Er betreibt es folgendermaßen:
Er hat einen Kastenwagen, wo sämtliches Werkzeug in Regalen verstaut ist, vom Schraubenschlüssel über Schutzgasschweißapparat bis hin zu Winden...
Außerdem hat er Filter und Öle, Schrauben und Dichtungen im Auto und weitere gängige Ersatzteile zu Hause. Ich denke um das wirst du nicht herumkommen, dass du keine Riemen für den Mähdrescher vom Nachbarn zu Hause haben kannst wird er wohl einsehe, den soll er sich selbst auf Lager legen...
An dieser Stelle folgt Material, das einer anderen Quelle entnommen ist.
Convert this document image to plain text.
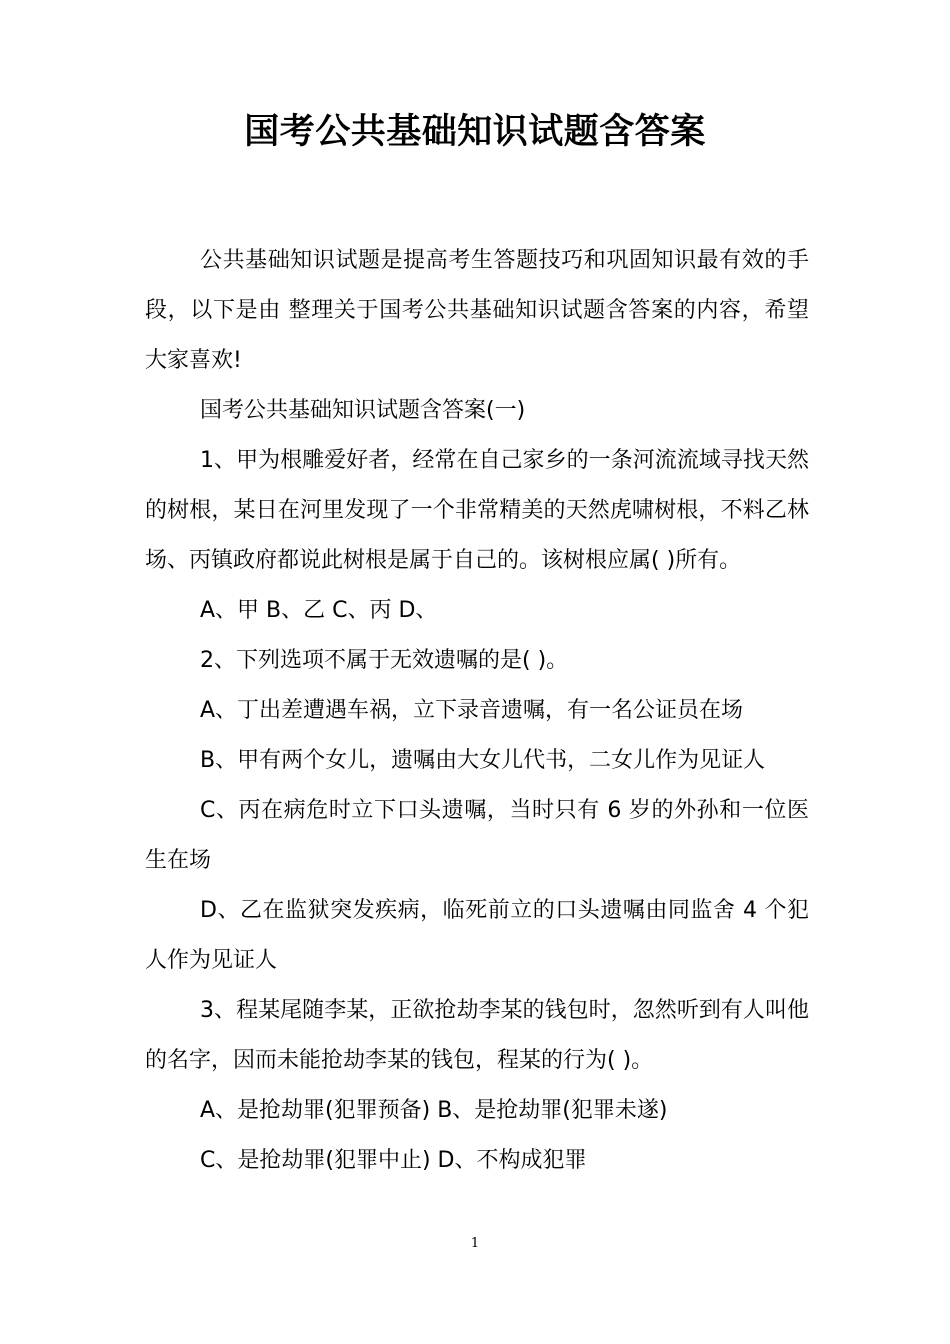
国考公共基础知识试题含答案

公共基础知识试题是提高考生答题技巧和巩固知识最有效的手段，以下是由 整理关于国考公共基础知识试题含答案的内容，希望大家喜欢!

国考公共基础知识试题含答案(一)

1、甲为根雕爱好者，经常在自己家乡的一条河流流域寻找天然的树根，某日在河里发现了一个非常精美的天然虎啸树根，不料乙林场、丙镇政府都说此树根是属于自己的。该树根应属( )所有。

A、甲 B、乙 C、丙 D、

2、下列选项不属于无效遗嘱的是( )。

A、丁出差遭遇车祸，立下录音遗嘱，有一名公证员在场

B、甲有两个女儿，遗嘱由大女儿代书，二女儿作为见证人

C、丙在病危时立下口头遗嘱，当时只有 6 岁的外孙和一位医生在场

D、乙在监狱突发疾病，临死前立的口头遗嘱由同监舍 4 个犯人作为见证人

3、程某尾随李某，正欲抢劫李某的钱包时，忽然听到有人叫他的名字，因而未能抢劫李某的钱包，程某的行为( )。

A、是抢劫罪(犯罪预备) B、是抢劫罪(犯罪未遂)

C、是抢劫罪(犯罪中止) D、不构成犯罪

1
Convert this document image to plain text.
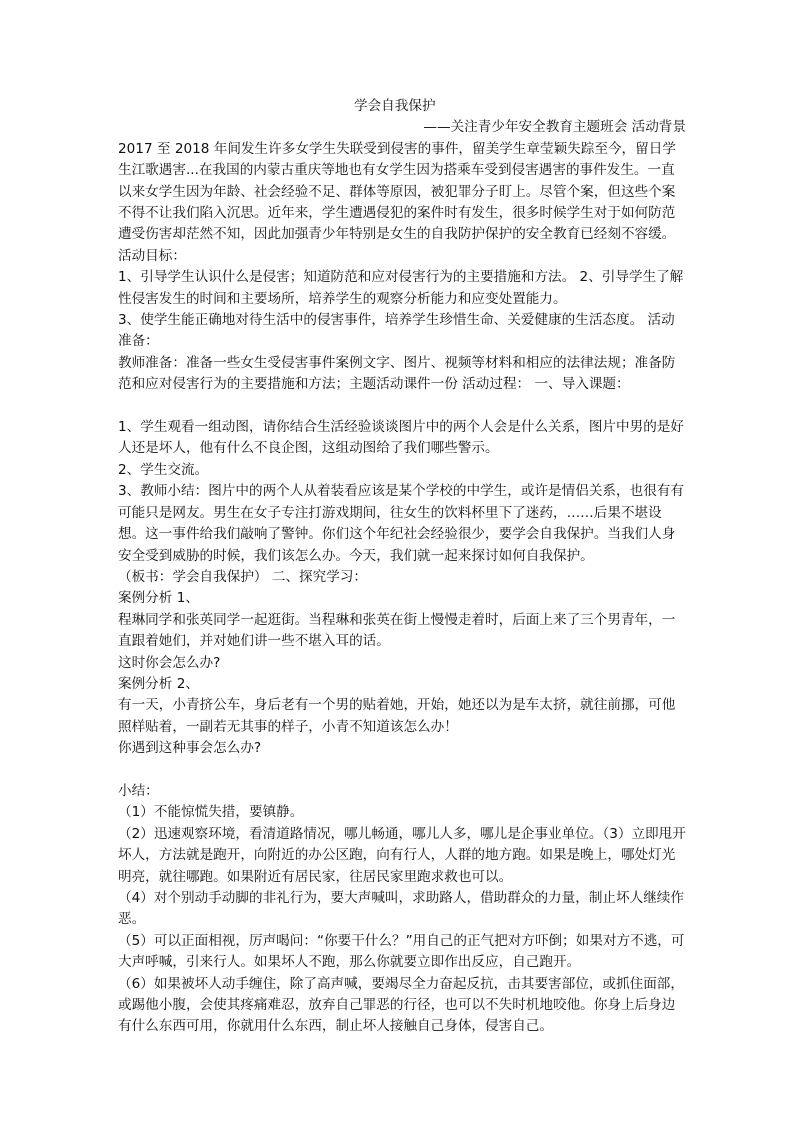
学会自我保护
——关注青少年安全教育主题班会 活动背景

2017 至 2018 年间发生许多女学生失联受到侵害的事件，留美学生章莹颖失踪至今，留日学生江歌遇害...在我国的内蒙古重庆等地也有女学生因为搭乘车受到侵害遇害的事件发生。一直以来女学生因为年龄、社会经验不足、群体等原因，被犯罪分子盯上。尽管个案，但这些个案不得不让我们陷入沉思。近年来，学生遭遇侵犯的案件时有发生，很多时候学生对于如何防范遭受伤害却茫然不知，因此加强青少年特别是女生的自我防护保护的安全教育已经刻不容缓。 活动目标：

1、引导学生认识什么是侵害；知道防范和应对侵害行为的主要措施和方法。 2、引导学生了解性侵害发生的时间和主要场所，培养学生的观察分析能力和应变处置能力。

3、使学生能正确地对待生活中的侵害事件，培养学生珍惜生命、关爱健康的生活态度。 活动准备：

教师准备：准备一些女生受侵害事件案例文字、图片、视频等材料和相应的法律法规；准备防范和应对侵害行为的主要措施和方法；主题活动课件一份 活动过程： 一、导入课题：

1、学生观看一组动图，请你结合生活经验谈谈图片中的两个人会是什么关系，图片中男的是好人还是坏人，他有什么不良企图，这组动图给了我们哪些警示。

2、学生交流。

3、教师小结：图片中的两个人从着装看应该是某个学校的中学生，或许是情侣关系，也很有有可能只是网友。男生在女子专注打游戏期间，往女生的饮料杯里下了迷药，……后果不堪设想。这一事件给我们敲响了警钟。你们这个年纪社会经验很少，要学会自我保护。当我们人身安全受到威胁的时候，我们该怎么办。今天，我们就一起来探讨如何自我保护。

（板书：学会自我保护） 二、探究学习：

案例分析 1、

程琳同学和张英同学一起逛街。当程琳和张英在街上慢慢走着时，后面上来了三个男青年，一直跟着她们，并对她们讲一些不堪入耳的话。

这时你会怎么办?

案例分析 2、

有一天，小青挤公车，身后老有一个男的贴着她，开始，她还以为是车太挤，就往前挪，可他照样贴着，一副若无其事的样子，小青不知道该怎么办！

你遇到这种事会怎么办?

小结：

（1）不能惊慌失措，要镇静。

（2）迅速观察环境，看清道路情况，哪儿畅通，哪儿人多，哪儿是企事业单位。（3）立即甩开坏人，方法就是跑开，向附近的办公区跑，向有行人，人群的地方跑。如果是晚上，哪处灯光明亮，就往哪跑。如果附近有居民家，往居民家里跑求救也可以。

（4）对个别动手动脚的非礼行为，要大声喊叫，求助路人，借助群众的力量，制止坏人继续作恶。

（5）可以正面相视，厉声喝问：“你要干什么？”用自己的正气把对方吓倒；如果对方不逃，可大声呼喊，引来行人。如果坏人不跑，那么你就要立即作出反应，自己跑开。

（6）如果被坏人动手缠住，除了高声喊，要竭尽全力奋起反抗，击其要害部位，或抓住面部，或踢他小腹，会使其疼痛难忍，放弃自己罪恶的行径，也可以不失时机地咬他。你身上后身边有什么东西可用，你就用什么东西，制止坏人接触自己身体，侵害自己。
Viel Glück für dein Vorhaben!


anderson antwortet um 04-08-2015 16:05 auf diesen Beitrag - E-Mail an User
Mobile Landmaschinenwerkstatt
Hallo,
weil wir in der Firma, wo ich vor 10 Jahren mal gearbeitet hab daran gescheitert sind:
Wie löst du das Problem mit überraschend großen Reparaturen?
Wie rechnest du Diagnosefahrten ab? (Hinfahren, zerlegen, Stillstand bis zur Reparatur.)
Wie planst du die Arbeitseinteilung für dich? (In der Werkstatt zerleg ich, bestell was fehlt und mach inzwischen an dem weiter, was da ist.)
Hast du irgendeinen Servicevertrag?
mfg
anderson


Golser antwortet um 04-08-2015 19:22 auf diesen Beitrag - E-Mail an User
Mobile Landmaschinenwerkstatt
Hallöchen.
Das ich keinen neuen Traktor reparieren kann ist mir eh klar. Ohne schulungen und unterlagen geht da garnix. Aber dafür gibt es ja Fachwerkstätten. Und das ich nen Kanister Öl mit hab wird sich auch ergeben wenn was von nem Ölwechsel übrig bleibt. Reparaturen nehme ich ganz einfach nur an wenn ich auch weiß das ich sie auch schaffe. klar bleibt das risiko das sich das ganze dann ausweitet. Aber das muss halt soweit wie möglich ausgeschlossen werden. Ich will jakeine große Fachwerkstätte werden. Einfach ein kleiner Einmann Betrieb der macht was er kann.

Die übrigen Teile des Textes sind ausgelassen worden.